Lake Norman & Mooresville

This art professor is a mint master

Jamie Franki, a UNCC professor in the Department of Art and Art History, designed a commemorative medal in honor of the William States Lee College of Engineering’s 50th anniversary.
Jamie Franki, a UNCC professor in the Department of Art and Art History, designed a commemorative medal in honor of the William States Lee College of Engineering’s 50th anniversary. UNC Charlotte

When UNC Charlotte’s William State Lee College of Engineering wanted to honor its 50th anniversary with a commemorative medal, college leaders went straight to one of the country’s leading authorities on coin and medal design.

All it required was writing a cross-campus email.

UNCC professor Jamie Franki, whose artwork likely has reached your pocket in the last 10 years in the form of a U.S. nickel, was commissioned to design the College of Engineering’s medal.

The college has held several events to recognize this milestone, but the medal represents something tangible that could last a lifetime. The medals are on sale to the public; proceeds will be used to provide scholarships to UNCC engineering students.

“As we looked around and thought about it, we thought we have a talented artist who does commemorative medals and coins,” said Ronald Smelser, College of Engineering professor and associate dean. “Why don’t we see if we can get Jamie to do a medal for us so we can offer it to our alumni and do something that will have lasting value.”

Franki, 54, has taught at UNCC for 20 years and has been a college/university professor for 30 years. A trained sculptor and magazine illustrator and publication designer, Franki has been creating designs for coins and medals since 2004.

This is the first time Franki, a tenured professor in the Department of Art and Art History, has produced anything for his home university. There aren’t many people like him in the country, he says.

“There are more NFL starting quarterbacks (32) than there are coin designers,” said Franki.

Before 2004, Franki jokes that the only concern he had for coins was being “an avid spender” of them. But a contest by the U.S. Mint helped flip his interest.

Franki was tabbed for the mint’s Artistic Infusion Program, in which he designed a bison nickel for the mint’s Westward Journey series. In 2006, Franki designed a nickel that included an image of Thomas Jefferson facing forward, a first for a U.S. coin.

Some of Franki’s proudest moments are when he handles one of the coins he helped design and gets to tell people about it.

“It’s like the lottery every time,” he said. “Sometimes I smile and put it in my pocket. Other times I talk with the cashier and say ‘Do you know anything about this coin? I designed it in Concord, North Carolina.’ Sometimes people don’t believe me. I occasionally get the raised eyebrow. But most people are excited about it.”

Over the last 10 years, Franki has gained a reputation for producing coins and medals for corporate and individual interests. When he was commissioned to design the engineering medal, college leaders helped him make heads and tails of the images they desired.

On the front, they chose an image of William States (“Bill”) Lee, the former Duke Energy executive for whom the College of Engineering is named.

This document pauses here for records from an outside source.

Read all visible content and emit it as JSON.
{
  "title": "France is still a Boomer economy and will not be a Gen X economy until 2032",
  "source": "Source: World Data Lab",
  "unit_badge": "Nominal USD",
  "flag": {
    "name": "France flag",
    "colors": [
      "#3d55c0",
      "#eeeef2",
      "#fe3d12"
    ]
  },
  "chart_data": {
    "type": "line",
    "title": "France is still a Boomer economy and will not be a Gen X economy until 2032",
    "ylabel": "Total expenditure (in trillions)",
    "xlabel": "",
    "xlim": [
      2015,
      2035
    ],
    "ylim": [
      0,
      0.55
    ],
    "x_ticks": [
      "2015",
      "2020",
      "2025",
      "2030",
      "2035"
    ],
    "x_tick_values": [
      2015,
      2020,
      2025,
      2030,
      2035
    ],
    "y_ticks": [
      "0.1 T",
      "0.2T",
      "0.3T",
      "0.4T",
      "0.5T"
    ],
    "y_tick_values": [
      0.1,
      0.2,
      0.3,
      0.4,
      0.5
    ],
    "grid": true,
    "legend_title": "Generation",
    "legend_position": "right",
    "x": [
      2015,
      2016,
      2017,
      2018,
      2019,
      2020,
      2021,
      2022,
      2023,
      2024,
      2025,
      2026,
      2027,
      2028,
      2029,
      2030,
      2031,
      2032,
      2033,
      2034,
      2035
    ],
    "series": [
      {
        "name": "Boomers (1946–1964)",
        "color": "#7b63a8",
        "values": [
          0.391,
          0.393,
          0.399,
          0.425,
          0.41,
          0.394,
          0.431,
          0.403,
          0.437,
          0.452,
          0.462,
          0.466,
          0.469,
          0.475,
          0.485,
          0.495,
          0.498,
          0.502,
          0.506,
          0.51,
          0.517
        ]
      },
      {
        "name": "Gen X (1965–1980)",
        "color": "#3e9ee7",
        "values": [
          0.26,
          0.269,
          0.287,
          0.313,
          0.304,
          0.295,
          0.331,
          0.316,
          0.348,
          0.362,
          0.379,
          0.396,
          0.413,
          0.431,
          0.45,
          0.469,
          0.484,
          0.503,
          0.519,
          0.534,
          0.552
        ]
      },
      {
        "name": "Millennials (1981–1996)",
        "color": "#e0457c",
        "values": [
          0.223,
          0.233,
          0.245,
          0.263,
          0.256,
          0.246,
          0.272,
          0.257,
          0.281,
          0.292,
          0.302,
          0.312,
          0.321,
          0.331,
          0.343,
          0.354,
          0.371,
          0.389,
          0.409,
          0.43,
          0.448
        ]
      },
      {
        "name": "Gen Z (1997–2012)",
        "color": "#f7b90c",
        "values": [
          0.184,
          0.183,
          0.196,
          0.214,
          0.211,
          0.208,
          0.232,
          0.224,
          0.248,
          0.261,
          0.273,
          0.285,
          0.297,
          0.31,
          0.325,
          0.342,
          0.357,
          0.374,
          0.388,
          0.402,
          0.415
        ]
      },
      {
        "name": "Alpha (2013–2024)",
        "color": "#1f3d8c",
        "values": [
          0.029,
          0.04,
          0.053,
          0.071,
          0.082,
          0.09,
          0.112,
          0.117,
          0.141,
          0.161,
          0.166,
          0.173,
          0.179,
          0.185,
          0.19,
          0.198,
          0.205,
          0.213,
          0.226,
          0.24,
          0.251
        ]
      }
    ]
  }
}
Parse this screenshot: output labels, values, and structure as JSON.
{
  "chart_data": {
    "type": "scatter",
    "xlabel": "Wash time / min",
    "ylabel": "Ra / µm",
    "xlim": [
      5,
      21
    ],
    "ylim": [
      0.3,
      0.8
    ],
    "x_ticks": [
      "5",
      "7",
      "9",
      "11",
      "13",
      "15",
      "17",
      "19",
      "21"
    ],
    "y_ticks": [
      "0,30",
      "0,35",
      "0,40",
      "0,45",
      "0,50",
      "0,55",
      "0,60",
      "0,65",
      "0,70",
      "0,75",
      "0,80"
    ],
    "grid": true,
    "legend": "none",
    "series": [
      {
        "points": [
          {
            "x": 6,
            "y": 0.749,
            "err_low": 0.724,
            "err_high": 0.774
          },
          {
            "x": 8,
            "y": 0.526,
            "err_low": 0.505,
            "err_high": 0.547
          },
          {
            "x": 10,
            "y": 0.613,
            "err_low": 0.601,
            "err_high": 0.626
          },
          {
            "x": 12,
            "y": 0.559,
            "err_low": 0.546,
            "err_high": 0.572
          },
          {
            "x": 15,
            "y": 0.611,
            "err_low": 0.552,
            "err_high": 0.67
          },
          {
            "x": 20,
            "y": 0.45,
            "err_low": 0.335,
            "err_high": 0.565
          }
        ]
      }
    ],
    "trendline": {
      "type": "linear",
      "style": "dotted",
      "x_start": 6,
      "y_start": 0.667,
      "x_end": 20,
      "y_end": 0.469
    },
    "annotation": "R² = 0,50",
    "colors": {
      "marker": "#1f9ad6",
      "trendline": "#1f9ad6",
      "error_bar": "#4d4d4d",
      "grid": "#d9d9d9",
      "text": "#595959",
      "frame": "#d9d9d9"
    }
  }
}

On the back, Franki was interested in symbols that represented the college.

Franki chose to craft an image of a plumb-bob as a key engineering tool and a palladian window like one you will find at the Duke Centennial Hall that houses the College of Engineering. He also carved five words that are key to the college’s mission statement: design, create, build, apply, and visualize.

After completing his design, Franki finished the project with schematic drawings, creating a clay sculpture, and constructing a plaster sculpture. He shipped it to the Metal Craft Mint in Green Bay, Wis., to produce the final product.

The mint produced two medals: a 3-inch bronze version, and a 1  1/2 -inch silver medal. One hundred of each were made.

Franki says he’s hoping to get more creative opportunities within the UNCC community.

“I’m hoping to share my skills and experience with coin and medal design with other departments at the university,” he said. “I see it as the perfect way of providing service and giving back to the university.”